I've mentioned before that I had a great uncle named Uri. Uri was of age to fight in World War II by the time that the US declared war on the Nazis.

Once it became apparent what was happening in Europe with concentration camps and persecution, my great uncle chose to waive his classification as a conscientious objector and joined the United States Army Air Force as a soldier. He eventually became a ball turret gunner on flying fortresses because of his short height (5'4).

Uri actually enlisted to fight the Nazis, and when he did that, he was excommunicated from the local Amish church. After surviing his first tour of duty, he was shot down over Germany, loaded onto a German prison train, and killed by an Allied bomber when they mistook the prison train for an ammunition suplp[y train.

When his personal effects were returned to my family, obviously Uris' siblings and parents were distraught wiht grief. They wanted to bury what they could in the family plot, which was a small cemetery in the flax field where my family originally came to this country in the 1700s.
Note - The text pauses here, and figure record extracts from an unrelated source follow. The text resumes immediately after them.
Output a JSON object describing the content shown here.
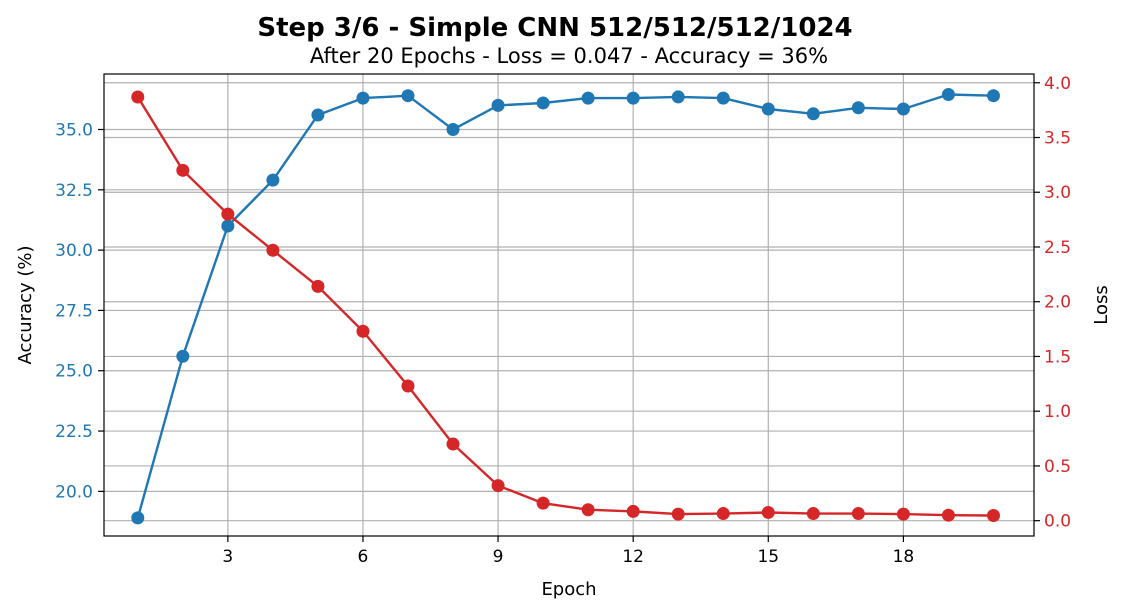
{
  "chart_data": {
    "type": "line",
    "title": "Step 3/6 - Simple CNN 512/512/512/1024",
    "subtitle": "After 20 Epochs - Loss = 0.047 - Accuracy = 36%",
    "xlabel": "Epoch",
    "ylabel_left": "Accuracy (%)",
    "ylabel_right": "Loss",
    "x": [
      1,
      2,
      3,
      4,
      5,
      6,
      7,
      8,
      9,
      10,
      11,
      12,
      13,
      14,
      15,
      16,
      17,
      18,
      19,
      20
    ],
    "x_ticks": [
      3,
      6,
      9,
      12,
      15,
      18
    ],
    "xlim": [
      0.25,
      20.9
    ],
    "series": [
      {
        "axis": "left",
        "color": "#1f77b4",
        "values": [
          18.9,
          25.6,
          31.0,
          32.9,
          35.6,
          36.3,
          36.4,
          35.0,
          36.0,
          36.1,
          36.3,
          36.3,
          36.35,
          36.3,
          35.85,
          35.65,
          35.9,
          35.85,
          36.45,
          36.4
        ]
      },
      {
        "axis": "right",
        "color": "#d62728",
        "values": [
          3.87,
          3.2,
          2.8,
          2.47,
          2.14,
          1.73,
          1.23,
          0.7,
          0.32,
          0.16,
          0.1,
          0.085,
          0.06,
          0.065,
          0.075,
          0.065,
          0.065,
          0.06,
          0.05,
          0.047
        ]
      }
    ],
    "y_left": {
      "ylim": [
        18.15,
        37.3
      ],
      "ticks": [
        "20.0",
        "22.5",
        "25.0",
        "27.5",
        "30.0",
        "32.5",
        "35.0"
      ],
      "tick_values": [
        20,
        22.5,
        25,
        27.5,
        30,
        32.5,
        35
      ],
      "color": "#1f77b4"
    },
    "y_right": {
      "ylim": [
        -0.14,
        4.08
      ],
      "ticks": [
        "0.0",
        "0.5",
        "1.0",
        "1.5",
        "2.0",
        "2.5",
        "3.0",
        "3.5",
        "4.0"
      ],
      "tick_values": [
        0,
        0.5,
        1,
        1.5,
        2,
        2.5,
        3,
        3.5,
        4
      ],
      "color": "#d62728"
    },
    "grid": true
  }
}
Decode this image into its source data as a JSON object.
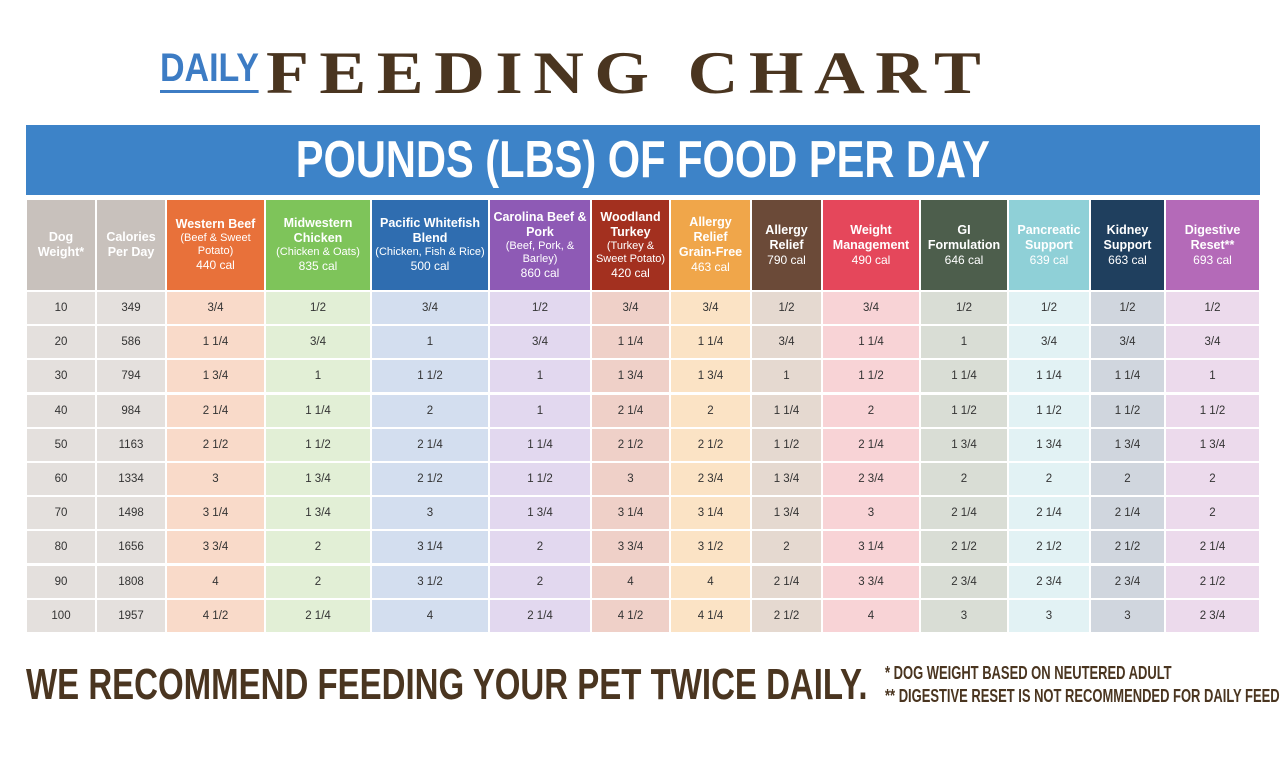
{
  "header": {
    "prefix": "DAILY",
    "title": "FEEDING CHART"
  },
  "banner": "POUNDS (LBS) OF FOOD PER DAY",
  "table": {
    "columns": [
      {
        "name": "Dog Weight*",
        "color": "#c8c1bc",
        "cell_color": "#e4e0dd"
      },
      {
        "name": "Calories Per Day",
        "color": "#c8c1bc",
        "cell_color": "#e4e0dd"
      },
      {
        "name": "Western Beef",
        "detail": "(Beef & Sweet Potato)",
        "calories": "440 cal",
        "color": "#e8713a",
        "cell_color": "#f9dac9"
      },
      {
        "name": "Midwestern Chicken",
        "detail": "(Chicken & Oats)",
        "calories": "835 cal",
        "color": "#7ec45a",
        "cell_color": "#e2efd6"
      },
      {
        "name": "Pacific Whitefish Blend",
        "detail": "(Chicken, Fish & Rice)",
        "calories": "500 cal",
        "color": "#2f6db0",
        "cell_color": "#d3deef"
      },
      {
        "name": "Carolina Beef & Pork",
        "detail": "(Beef, Pork, & Barley)",
        "calories": "860 cal",
        "color": "#8e5ab5",
        "cell_color": "#e2d8ef"
      },
      {
        "name": "Woodland Turkey",
        "detail": "(Turkey & Sweet Potato)",
        "calories": "420 cal",
        "color": "#a3301f",
        "cell_color": "#efd0c8"
      },
      {
        "name": "Allergy Relief Grain-Free",
        "calories": "463 cal",
        "color": "#f0a64a",
        "cell_color": "#fbe3c5"
      },
      {
        "name": "Allergy Relief",
        "calories": "790 cal",
        "color": "#6b4a38",
        "cell_color": "#e5d9d0"
      },
      {
        "name": "Weight Management",
        "calories": "490 cal",
        "color": "#e5475b",
        "cell_color": "#f8d3d6"
      },
      {
        "name": "GI Formulation",
        "calories": "646 cal",
        "color": "#4d5e4c",
        "cell_color": "#d9ddd5"
      },
      {
        "name": "Pancreatic Support",
        "calories": "639 cal",
        "color": "#8fd0d7",
        "cell_color": "#e2f2f4"
      },
      {
        "name": "Kidney Support",
        "calories": "663 cal",
        "color": "#1f3f5e",
        "cell_color": "#d0d6de"
      },
      {
        "name": "Digestive Reset**",
        "calories": "693 cal",
        "color": "#b46ab8",
        "cell_color": "#ecdaec"
      }
    ],
    "rows": [
      [
        "10",
        "349",
        "3/4",
        "1/2",
        "3/4",
        "1/2",
        "3/4",
        "3/4",
        "1/2",
        "3/4",
        "1/2",
        "1/2",
        "1/2",
        "1/2"
      ],
      [
        "20",
        "586",
        "1 1/4",
        "3/4",
        "1",
        "3/4",
        "1 1/4",
        "1 1/4",
        "3/4",
        "1 1/4",
        "1",
        "3/4",
        "3/4",
        "3/4"
      ],
      [
        "30",
        "794",
        "1 3/4",
        "1",
        "1 1/2",
        "1",
        "1 3/4",
        "1 3/4",
        "1",
        "1 1/2",
        "1 1/4",
        "1 1/4",
        "1 1/4",
        "1"
      ],
      [
        "40",
        "984",
        "2 1/4",
        "1 1/4",
        "2",
        "1",
        "2 1/4",
        "2",
        "1 1/4",
        "2",
        "1 1/2",
        "1 1/2",
        "1 1/2",
        "1 1/2"
      ],
      [
        "50",
        "1163",
        "2 1/2",
        "1 1/2",
        "2 1/4",
        "1 1/4",
        "2 1/2",
        "2 1/2",
        "1 1/2",
        "2 1/4",
        "1 3/4",
        "1 3/4",
        "1 3/4",
        "1 3/4"
      ],
      [
        "60",
        "1334",
        "3",
        "1 3/4",
        "2 1/2",
        "1 1/2",
        "3",
        "2 3/4",
        "1 3/4",
        "2 3/4",
        "2",
        "2",
        "2",
        "2"
      ],
      [
        "70",
        "1498",
        "3 1/4",
        "1 3/4",
        "3",
        "1 3/4",
        "3 1/4",
        "3 1/4",
        "1 3/4",
        "3",
        "2 1/4",
        "2 1/4",
        "2 1/4",
        "2"
      ],
      [
        "80",
        "1656",
        "3 3/4",
        "2",
        "3 1/4",
        "2",
        "3 3/4",
        "3 1/2",
        "2",
        "3 1/4",
        "2 1/2",
        "2 1/2",
        "2 1/2",
        "2 1/4"
      ],
      [
        "90",
        "1808",
        "4",
        "2",
        "3 1/2",
        "2",
        "4",
        "4",
        "2 1/4",
        "3 3/4",
        "2 3/4",
        "2 3/4",
        "2 3/4",
        "2 1/2"
      ],
      [
        "100",
        "1957",
        "4 1/2",
        "2 1/4",
        "4",
        "2 1/4",
        "4 1/2",
        "4 1/4",
        "2 1/2",
        "4",
        "3",
        "3",
        "3",
        "2 3/4"
      ]
    ]
  },
  "footer": {
    "recommendation": "WE RECOMMEND FEEDING YOUR PET TWICE DAILY.",
    "notes": [
      "* DOG WEIGHT BASED ON NEUTERED ADULT",
      "** DIGESTIVE RESET IS NOT RECOMMENDED FOR DAILY FEEDING"
    ]
  }
}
The Amish bishiop at the time denied that privilege to Uri, who was no longer a member of the community or, as far as the bishop was concerned, any Amish family.

My family rallied for Uri though. After long stretches of arguments, the bishop finally relented and allowed Uri to be buried in the family plot on one condition.

He had to be buried far outside the plot, away from other members, so that pe9ople could know that he was not an actual Amish person at the time of his death.

Fast forward 80 years, and today my great Uncle Uri is now surrounded by the graves of those who loved him and those who came after him. He's as much a member of the family and community in death as he was in life, and he gave his life in the service and sacrifice as others.

Today, his bomber jacket is on loan to a lcoal Mennonite museum — not Amish.

Every Memorial Day, members of the local WVF now clean and tend to Uri's tombstone, complete with a commemorative flag.

Try as much as the Amish did, they couldn't keep Uri from his family.